# CSE 326, Spring 1997: Homework 8

## Due 5/28/97

1. (20 points) The purpose of this problem is to analyze and compare B-trees and extendible hashing as two alternatives for maintaining a large data base. Imagine that you have been asked to to implement a new IRS database. There are 50,000,000 records, each of which take an average of 2,000 bytes. The records are keyed with a Social Security Number which is 4 bytes. The computer that you will be using has 2,048 byte pages and pages are addressed with 4 byte integers. Assume that the computer has 16 MB of memory that is usable for storing all or part of a search structure.
• For the B-tree, disk addresses are used for pointers, and a 2 byte integer is used to keep track of the length of the active area in the B-tree node. The leaves of the B-tree contain pointers to the actual records. We assume that the root is about half full and that the nodes of the B-tree are about 3/4-th full on average.

Calculate the maximum order of the B-tree so that the each node fits into a page. Calculate the height of the B-tree with that order so that all the 50,000,000 records can be accessed.

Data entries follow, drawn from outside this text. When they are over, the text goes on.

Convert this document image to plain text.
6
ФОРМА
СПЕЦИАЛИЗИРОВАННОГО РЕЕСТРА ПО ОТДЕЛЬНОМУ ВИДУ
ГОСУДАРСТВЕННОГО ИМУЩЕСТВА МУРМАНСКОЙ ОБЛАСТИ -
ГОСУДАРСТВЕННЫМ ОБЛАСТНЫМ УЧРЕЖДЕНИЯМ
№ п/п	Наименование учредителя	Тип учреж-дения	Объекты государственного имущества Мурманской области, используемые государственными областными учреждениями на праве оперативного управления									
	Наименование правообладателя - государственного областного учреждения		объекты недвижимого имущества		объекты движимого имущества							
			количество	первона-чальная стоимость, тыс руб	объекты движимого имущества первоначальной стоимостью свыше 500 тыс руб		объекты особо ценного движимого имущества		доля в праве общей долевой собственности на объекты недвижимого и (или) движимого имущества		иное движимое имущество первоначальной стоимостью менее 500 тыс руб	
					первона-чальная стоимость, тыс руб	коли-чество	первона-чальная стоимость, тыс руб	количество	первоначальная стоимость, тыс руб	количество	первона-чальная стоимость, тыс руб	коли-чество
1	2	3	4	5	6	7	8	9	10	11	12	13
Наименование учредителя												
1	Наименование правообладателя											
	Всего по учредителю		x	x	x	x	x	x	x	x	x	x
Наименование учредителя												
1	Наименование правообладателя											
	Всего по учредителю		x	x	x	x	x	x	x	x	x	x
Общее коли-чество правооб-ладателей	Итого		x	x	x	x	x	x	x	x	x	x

Calculate how many levels of the B-tree can fit into the memory of the computer. Calculate how many disk accesses are necessary to find a specific record using this search structure.

• For extendible hashing, keys are mapped to 4 byte hash values by a one-to-one mapping. So each Social Security Number has a unique hash value. Each page in extendible hashing contains a number of entries, each of which has a complete hash value together with a disk address of an actual record. In addition, each page contains a one byte integer indicating what portion of the complete hash value is relevant to the page. The hash table that fits in main memory has 2^k entries for some k. An index into the hash table is interpreted as a prefix of a complete hash value. An entry in the hash table contains a disk address.

Calculate the maximum number of entries that can fit into one page in extendible hashing. Calculate the maximum size hash table that can fit in main memory. Assuming that the pages in extendible hashing are about 3/4-th full, how many pages are needed to store all the pages, not including the pages needed for the actual data. Given the constraints of the memory available will extendible hashing work for this database? If so, suggest the a suitable hash table size. How many disk accesses per look-up are needed?

• For this application what data structure would you recommend for accessing data in the new IRS database. Justify your answer. (There is no absolute best answer for this question, so you might consider listing the pros and cons for each implementation.)
2. (10 points) Consider an array with the following data in it: 14,2,3,20,15,10,13,6,9.
• Use Floyd's method to build a max-heap from this array, showing the result after insertion each step. The max-heap has the maximum at the root.
• With the result of build heap, complete heapsort, showing the result after each delete_max operation.